Quando alla fine agosto Bernardo Bernardini maturò la pazza idea di mettersi in sella ad una bicicletta e percorrere l’Italia, da Treviso e Roma, per lanciare un messaggio di inclusione sociale, non poté trovare miglior alleato di Giusy Versace, non solo per il ruolo che riveste nel suo gruppo parlamentare di responsabile del Dipartimento Pari Opportunità e Disabilità, ma soprattutto per la grande sensibilità che la Versace ha sempre manifestato nei confronti di chi, come lei, ha saputo rialzarsi dopo un brutto incidente e trovare nuove risorse e nuove abilità.

Bernardo rincorreva il sogno di diventare pilota, un sogno che si spezzò a 19 anni, nel 1996, quando per un guasto tecnico il suo ultraleggero si schiantò a terra. L’incidente gli causò la rottura di tre vertebre ed una lesione spinale molto grave. Nonostante il suo destino sembrasse segnato, Bernardini ha continuato ad amare lo sport giocando a basket in carrozzina, dedicandosi al nuoto e sottoponendosi ad ore ed ore di fisioterapia che gli hanno permesso di tornare a camminare e, persino, a correre grazie ad un paio di protesi. E questa mattina, dopo aver percorso all’incirca 600 chilometri e aver toccato, tra le altre, le città di Padova, Rovigo, Ferrara, Bologna, Firenze, Arezzo e Orvieto, Bernardo si è presentato puntuale in Piazza Montecitorio in sella alla sua due ruote, in compagnia di alcuni compagni di viaggio e scortato dagli agenti della Polizia, per divulgare un duplice messaggio: dimostrare che con la forza di volontà si possono raggiungere confini davvero inimmaginabili come tornare a correre e camminare dopo un incidente come il suo, e per promuovere una manifestazione da lui organizzata “Top Gun Bike & Run” che il prossimo 10 novembre vedrà sfidarsi disabili e normodotati in un duathlon davvero originale, che verrà organizzato all’Aeroporto di Istrana – 51° Stormo Aeronautica Militare.

L’arrivo di Bernardini è stato poi seguito da una conferenza stampa organizzata nella Sala Stampa della Camera dei Deputati alla presenza anche del manager sportivo e amico Andrea Vidotti e dell’accompagnatore Roberto Zanlorenzi.

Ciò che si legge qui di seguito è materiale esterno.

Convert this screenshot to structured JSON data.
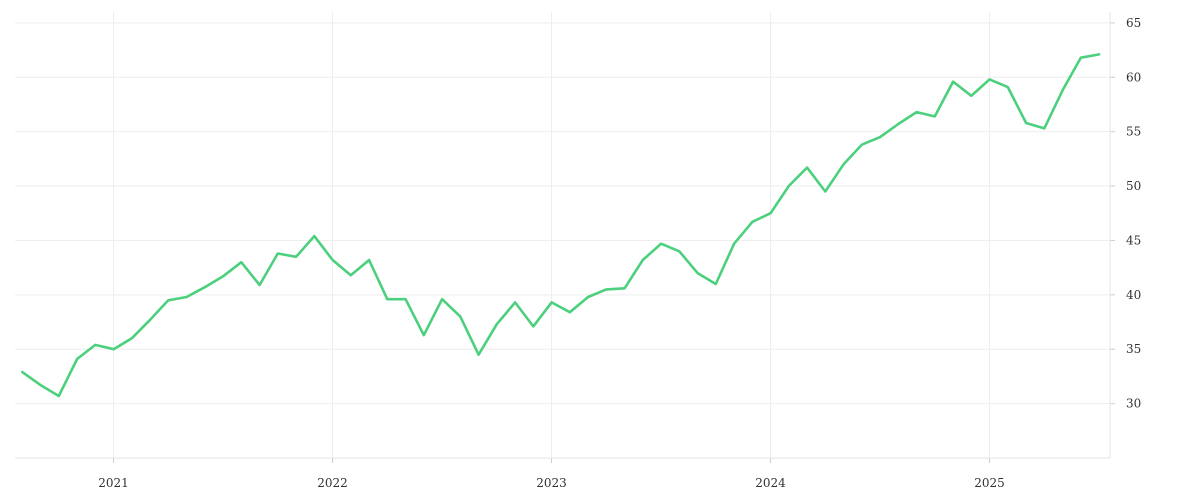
{
  "chart_data": {
    "type": "line",
    "title": "",
    "xlabel": "",
    "ylabel": "",
    "x_tick_labels": [
      "2021",
      "2022",
      "2023",
      "2024",
      "2025"
    ],
    "y_tick_labels": [
      "30",
      "35",
      "40",
      "45",
      "50",
      "55",
      "60",
      "65"
    ],
    "y_ticks": [
      30,
      35,
      40,
      45,
      50,
      55,
      60,
      65
    ],
    "ylim": [
      25,
      66
    ],
    "xlim": [
      "2020-08",
      "2025-07"
    ],
    "y_axis_side": "right",
    "grid": true,
    "line_color": "#4cd07d",
    "grid_color": "#eeeeee",
    "series": [
      {
        "x": [
          "2020-08",
          "2020-09",
          "2020-10",
          "2020-11",
          "2020-12",
          "2021-01",
          "2021-02",
          "2021-03",
          "2021-04",
          "2021-05",
          "2021-06",
          "2021-07",
          "2021-08",
          "2021-09",
          "2021-10",
          "2021-11",
          "2021-12",
          "2022-01",
          "2022-02",
          "2022-03",
          "2022-04",
          "2022-05",
          "2022-06",
          "2022-07",
          "2022-08",
          "2022-09",
          "2022-10",
          "2022-11",
          "2022-12",
          "2023-01",
          "2023-02",
          "2023-03",
          "2023-04",
          "2023-05",
          "2023-06",
          "2023-07",
          "2023-08",
          "2023-09",
          "2023-10",
          "2023-11",
          "2023-12",
          "2024-01",
          "2024-02",
          "2024-03",
          "2024-04",
          "2024-05",
          "2024-06",
          "2024-07",
          "2024-08",
          "2024-09",
          "2024-10",
          "2024-11",
          "2024-12",
          "2025-01",
          "2025-02",
          "2025-03",
          "2025-04",
          "2025-05",
          "2025-06",
          "2025-07"
        ],
        "values": [
          32.9,
          31.7,
          30.7,
          34.1,
          35.4,
          35.0,
          36.0,
          37.7,
          39.5,
          39.8,
          40.7,
          41.7,
          43.0,
          40.9,
          43.8,
          43.5,
          45.4,
          43.2,
          41.8,
          43.2,
          39.6,
          39.6,
          36.3,
          39.6,
          38.0,
          34.5,
          37.3,
          39.3,
          37.1,
          39.3,
          38.4,
          39.8,
          40.5,
          40.6,
          43.2,
          44.7,
          44.0,
          42.0,
          41.0,
          44.7,
          46.7,
          47.5,
          50.0,
          51.7,
          49.5,
          52.0,
          53.8,
          54.5,
          55.7,
          56.8,
          56.4,
          59.6,
          58.3,
          59.8,
          59.1,
          55.8,
          55.3,
          58.8,
          61.8,
          62.1
        ]
      }
    ]
  }
}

Per Giusy Versace: «Da quando sono entrata in Parlamento porto avanti molte battaglie per promuovere la disabilità come abilità, e imprese come quella di Bernardo ne sono un esempio, perché lui è stato davvero capace di dimostrare che con la forza di volontà e la fiducia in se stessi si possono abbattere moltissime barriere, soprattutto mentali. Nel suo viaggio verso Roma ha urlato a tutti la sua forte voglia di vivere e la sua impresa dimostra come lo sport e la determinazione possano combattere i pregiudizi e agevolare un processo di inclusione sociale ancora oggi troppo lento, ma più che mai necessario». «La parte più bella ed emozionante del viaggio è stato il contatto con la gente – ha raccontato poi Bernardo - abbiamo ricevuto affetto e gesti di gratitudine che ci hanno sorpreso e commosso. Il messaggio che mi sono portato in sella è un messaggio di integrazione e di inclusione, per cercare di superare i pregiudizi sia da parte di atleti disabili verso i normodotati che viceversa, nella speranza di una collaborazione e convivenza più serena».